Les conditions climatiques au cours de la période de semis peuvent amener à changer d’option : le pois de printemps, la lentille, le pois chiche, le lin oléagineux, le colza de printemps et la féverole exigent un semis précoce sur un sol ressuyé en sortie d’hiver. Au-delà de fin mars, le risque de chute de potentiel de rendement devient élevé. Il est alors possible de basculer sur des cultures d’été (soja, tournesol, chanvre) à semer à partir d’avril.

S’assurer du débouché localet des possibilités de collecte

La plupart des cultures ne nécessitent pas de démarche commerciale spécifique. Le chanvre se fera préférentiellement sous contrat.  Pour le lin, la lentille et le pois chiche, ils se font quasi exclusivement sous contrat. Des cultures comme le soja ou le tournesol peuvent nécessiter une prise en charge particulière (logistique et/ou séchage) par l’organisme collecteur.

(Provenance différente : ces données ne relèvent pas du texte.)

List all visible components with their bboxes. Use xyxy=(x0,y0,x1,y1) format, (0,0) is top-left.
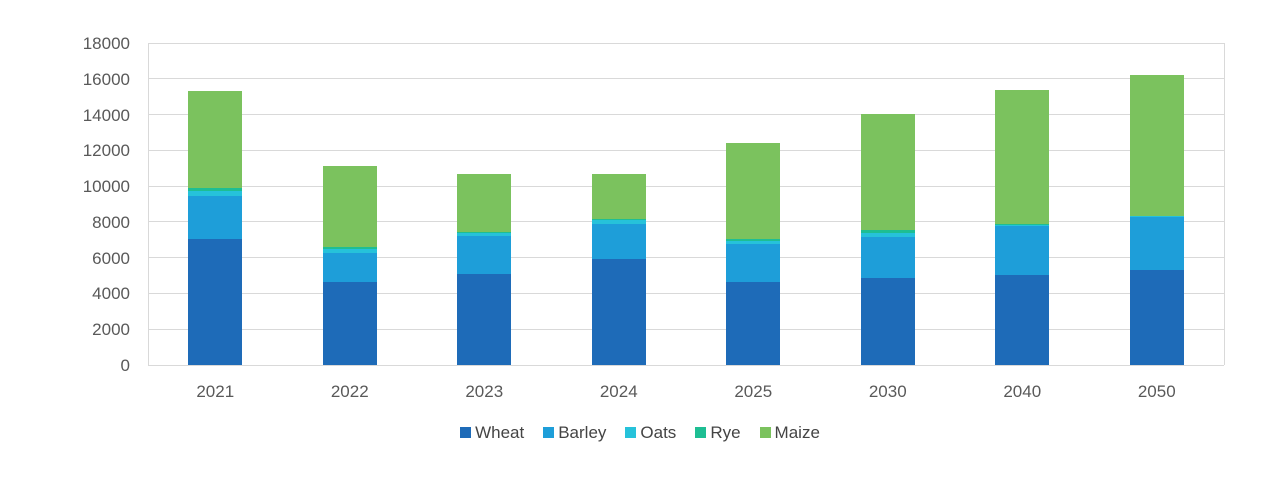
bar-segment-rye-2021 xyxy=(188,187,243,191)
bar-segment-barley-2040 xyxy=(995,226,1050,275)
gridline xyxy=(148,42,1224,44)
bar-segment-wheat-2024 xyxy=(591,259,646,365)
legend-item-wheat: Wheat xyxy=(460,424,524,441)
bar-segment-barley-2021 xyxy=(188,195,243,239)
bar-segment-wheat-2030 xyxy=(860,278,915,365)
y-axis-tick-label: 6000 xyxy=(92,248,130,268)
plot-right-border xyxy=(1224,43,1225,365)
bar-segment-wheat-2021 xyxy=(188,238,243,365)
bar-segment-oats-2021 xyxy=(188,190,243,196)
gridline xyxy=(148,78,1224,80)
x-axis-tick-label: 2022 xyxy=(330,382,369,401)
bar-segment-barley-2023 xyxy=(457,236,512,274)
x-axis-tick-label: 2030 xyxy=(868,382,907,401)
bar-segment-oats-2024 xyxy=(591,220,646,224)
bar-segment-maize-2021 xyxy=(188,91,243,188)
y-axis-tick-label: 2000 xyxy=(92,320,130,340)
y-axis-tick-label: 16000 xyxy=(82,69,130,89)
bar-segment-barley-2030 xyxy=(860,237,915,279)
bar-segment-barley-2050 xyxy=(1129,216,1184,271)
legend-label: Oats xyxy=(640,423,677,442)
bar-segment-maize-2023 xyxy=(457,174,512,232)
x-axis-tick-label: 2024 xyxy=(599,382,638,401)
bar-segment-rye-2023 xyxy=(457,231,512,233)
y-axis-tick-label: 4000 xyxy=(92,284,130,304)
gridline xyxy=(148,292,1224,294)
legend-item-barley: Barley xyxy=(543,424,606,441)
bar-segment-wheat-2023 xyxy=(457,273,512,365)
bar-segment-oats-2023 xyxy=(457,232,512,237)
bar-segment-oats-2025 xyxy=(726,240,781,245)
y-axis-tick-label: 0 xyxy=(120,356,130,375)
bar-segment-maize-2022 xyxy=(322,166,377,247)
gridline xyxy=(148,328,1224,330)
bar-segment-maize-2025 xyxy=(726,143,781,239)
bar-segment-barley-2025 xyxy=(726,244,781,282)
x-axis-tick-label: 2025 xyxy=(734,382,773,401)
legend-label: Wheat xyxy=(475,423,525,442)
legend-label: Maize xyxy=(774,423,820,442)
x-axis-tick-label: 2023 xyxy=(465,382,504,401)
bar-segment-barley-2022 xyxy=(322,253,377,282)
bar-segment-rye-2022 xyxy=(322,246,377,249)
gridline xyxy=(148,364,1224,366)
bar-segment-maize-2040 xyxy=(995,89,1050,224)
x-axis-tick-label: 2050 xyxy=(1137,382,1176,401)
bar-segment-rye-2030 xyxy=(860,229,915,233)
gridline xyxy=(148,257,1224,259)
legend-item-rye: Rye xyxy=(695,423,741,442)
legend-label: Barley xyxy=(558,423,607,442)
bar-segment-rye-2040 xyxy=(995,223,1050,225)
gridline xyxy=(148,221,1224,223)
legend-swatch-rye xyxy=(695,427,707,438)
legend-item-oats: Oats xyxy=(625,424,676,441)
gridline xyxy=(148,185,1224,187)
y-axis-tick-label: 14000 xyxy=(82,105,130,125)
bar-segment-maize-2050 xyxy=(1129,75,1184,216)
legend-label: Rye xyxy=(710,423,741,442)
y-axis-line xyxy=(148,43,149,365)
bar-segment-oats-2050 xyxy=(1129,215,1184,217)
bar-segment-rye-2024 xyxy=(591,219,646,221)
y-axis-tick-label: 12000 xyxy=(82,141,130,161)
x-axis-tick-label: 2021 xyxy=(196,382,235,401)
legend-item-maize: Maize xyxy=(759,423,820,442)
bar-segment-oats-2022 xyxy=(322,248,377,254)
legend: Wheat Barley Oats Rye Maize xyxy=(0,424,1280,441)
bar-segment-wheat-2050 xyxy=(1129,270,1184,365)
y-axis-tick-label: 10000 xyxy=(82,177,130,197)
gridline xyxy=(148,149,1224,151)
legend-swatch-oats xyxy=(625,427,637,438)
legend-swatch-maize xyxy=(759,427,771,438)
bar-segment-maize-2024 xyxy=(591,174,646,220)
bar-segment-wheat-2040 xyxy=(995,274,1050,365)
gridline xyxy=(148,114,1224,116)
y-axis-tick-label: 8000 xyxy=(92,212,130,232)
bar-segment-maize-2030 xyxy=(860,113,915,230)
legend-swatch-barley xyxy=(543,427,555,438)
bar-segment-barley-2024 xyxy=(591,223,646,260)
bar-segment-oats-2040 xyxy=(995,224,1050,227)
bar-segment-rye-2025 xyxy=(726,238,781,241)
x-axis-tick-label: 2040 xyxy=(1003,382,1042,401)
bar-segment-wheat-2022 xyxy=(322,281,377,365)
bar-segment-wheat-2025 xyxy=(726,281,781,365)
bar-segment-oats-2030 xyxy=(860,232,915,238)
y-axis-tick-label: 18000 xyxy=(82,34,130,53)
legend-swatch-wheat xyxy=(460,427,472,438)
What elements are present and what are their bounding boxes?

Évaluer les performances agronomiques des cultures de printemps
La gestion des adventices, notamment les graminées (ray-grass, vulpin), est problématique. L’introduction de cultures de printemps est un levier incontournable pour maîtriser l’efficience du poste désherbage. D’autres effets positifs sont également observés sur la gestion des maladies et des insectes. Les légumineuses (pois, lentille…), présentent un intérêt sur l’alimentation de la culture suivante, voire sur le déplafonnement des rendements céréaliers. Les cultures de printemps à semis plus tardifs (tournesol, soja) présentent l’avantage de rompre le cycle des adventices et restent de bons précédents pour un blé semé en direct ou en TCS. Le chanvre présente l’intérêt d’être une culture étouffante pour les adventices.

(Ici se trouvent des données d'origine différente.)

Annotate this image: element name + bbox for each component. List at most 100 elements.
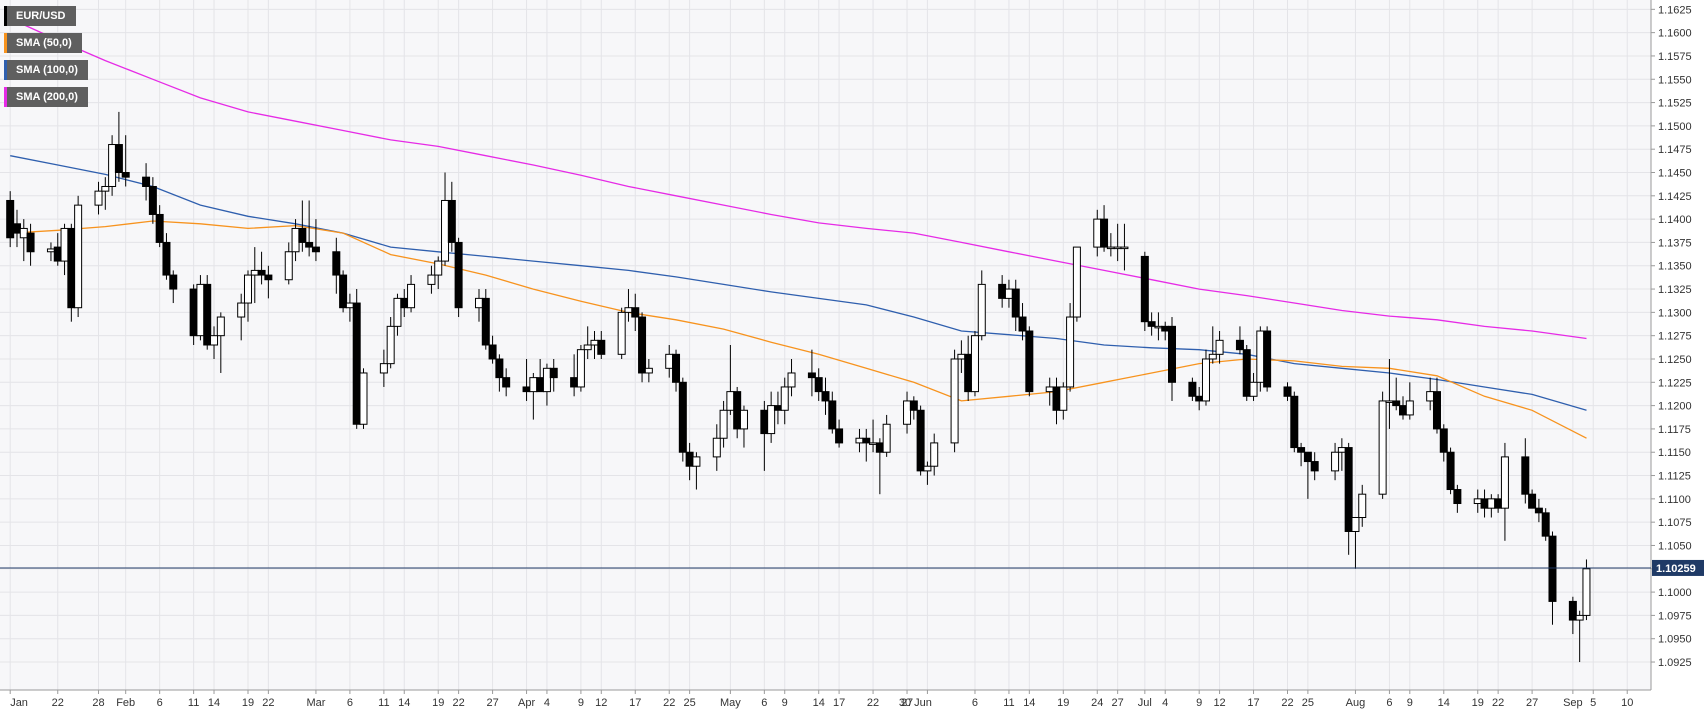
x-tick-label: 6 xyxy=(347,697,353,709)
candle-body-up xyxy=(407,283,416,309)
candle-body-down xyxy=(298,227,307,243)
candle-body-up xyxy=(787,372,796,388)
x-tick-label: 27 xyxy=(1112,697,1124,709)
legend-swatch-eurusd xyxy=(4,6,7,26)
x-tick-label: 22 xyxy=(262,697,274,709)
legend-eurusd[interactable]: EUR/USD xyxy=(4,6,76,26)
candle xyxy=(1025,326,1034,397)
candle-body-up xyxy=(210,335,219,346)
candle-body-down xyxy=(1568,600,1577,621)
candle-body-down xyxy=(1018,316,1027,332)
candle xyxy=(977,270,986,341)
candle xyxy=(1534,498,1543,523)
x-tick-label: 19 xyxy=(1472,697,1484,709)
candle xyxy=(1120,223,1129,271)
candle xyxy=(882,414,891,457)
candle xyxy=(155,205,164,248)
candle-body-down xyxy=(155,213,164,243)
candle xyxy=(767,391,776,443)
candle-body-up xyxy=(583,344,592,351)
candle xyxy=(631,293,640,332)
legend-sma-200[interactable]: SMA (200,0) xyxy=(4,87,88,107)
candle-body-up xyxy=(196,283,205,337)
candle xyxy=(359,368,368,429)
candle-body-down xyxy=(828,400,837,430)
y-tick-label: 1.0950 xyxy=(1658,634,1692,646)
candle xyxy=(1439,424,1448,462)
last-price-badge xyxy=(1652,559,1704,576)
candle-body-down xyxy=(121,172,130,178)
candle xyxy=(101,177,110,210)
candle-body-up xyxy=(379,363,388,374)
candle xyxy=(434,256,443,290)
candle xyxy=(739,405,748,448)
x-tick-label: 14 xyxy=(208,697,220,709)
candle xyxy=(814,368,823,401)
candle-body-up xyxy=(1072,246,1081,318)
candle-body-up xyxy=(1473,498,1482,505)
x-tick-label: 30 Jun xyxy=(899,697,932,709)
candle-body-down xyxy=(400,297,409,309)
candle-body-up xyxy=(284,251,293,281)
candle xyxy=(1242,345,1251,401)
candle xyxy=(1405,382,1414,420)
candle xyxy=(257,251,266,285)
y-tick-label: 1.1500 xyxy=(1658,121,1692,133)
y-tick-label: 1.1050 xyxy=(1658,540,1692,552)
x-tick-label: 25 xyxy=(683,697,695,709)
candle-body-up xyxy=(903,400,912,425)
y-tick-label: 1.1450 xyxy=(1658,168,1692,180)
x-tick-label: 5 xyxy=(1590,697,1596,709)
candle-body-up xyxy=(780,386,789,411)
x-tick-label: 14 xyxy=(813,697,825,709)
candle xyxy=(386,317,395,369)
candle-body-up xyxy=(46,248,55,253)
candle xyxy=(807,349,816,397)
candle xyxy=(542,363,551,406)
y-tick-label: 1.1400 xyxy=(1658,214,1692,226)
candle-body-down xyxy=(1283,386,1292,397)
candle xyxy=(488,335,497,364)
candle xyxy=(114,111,123,182)
candle-body-down xyxy=(570,377,579,388)
sma-200-line xyxy=(9,18,1587,340)
legend-sma-50[interactable]: SMA (50,0) xyxy=(4,33,82,53)
legend-sma-100[interactable]: SMA (100,0) xyxy=(4,60,88,80)
candle xyxy=(1392,377,1401,411)
candle xyxy=(1140,251,1149,332)
candle xyxy=(692,452,701,490)
candle-body-down xyxy=(488,344,497,360)
y-tick-label: 1.1300 xyxy=(1658,307,1692,319)
y-tick-label: 1.1575 xyxy=(1658,51,1692,63)
x-tick-label: 22 xyxy=(1281,697,1293,709)
candle-body-up xyxy=(930,442,939,467)
candle-body-down xyxy=(203,283,212,346)
candle xyxy=(1283,382,1292,401)
candle-body-down xyxy=(264,274,273,281)
candle-body-down xyxy=(760,409,769,435)
candle-body-up xyxy=(1059,386,1068,411)
candle-body-up xyxy=(950,358,959,444)
sma-100-line xyxy=(10,155,1587,411)
candle-body-up xyxy=(1487,498,1496,509)
sma-50-line xyxy=(10,220,1587,439)
candles xyxy=(6,111,1591,663)
x-tick-label: 11 xyxy=(378,697,389,709)
x-tick-label: 6 xyxy=(761,697,767,709)
sma-lines xyxy=(9,18,1587,439)
candle-body-down xyxy=(1263,330,1272,388)
candle-body-down xyxy=(352,302,361,425)
candle xyxy=(142,163,151,201)
grid-lines xyxy=(0,0,1651,690)
candle-body-up xyxy=(237,302,246,318)
legend-label-sma-50: SMA (50,0) xyxy=(16,37,72,49)
candle xyxy=(1331,442,1340,481)
candle-body-down xyxy=(339,274,348,309)
candle-body-down xyxy=(964,353,973,393)
candle-body-down xyxy=(53,246,62,262)
candle-body-down xyxy=(807,372,816,379)
candle xyxy=(6,191,15,248)
candle xyxy=(1011,279,1020,332)
legend-label-sma-100: SMA (100,0) xyxy=(16,64,78,76)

Anticiper le recours éventuel à l’entreprise
Le tournesol nécessite un semis au monograine et une barre de coupe adaptée à la récolte. La récolte du chanvre est généralement sous-traitée par l’industriel. Pour les autres cultures, aucun équipement spécifique n’est à prévoir.
Les critères à prendre en compte sont finalement assez nombreux. Il appartient d’en faire la synthèse pour définir au cas par cas l’intérêt à y trouver. Le tableau ci-dessus est une première étape pour orienter la prise de décision.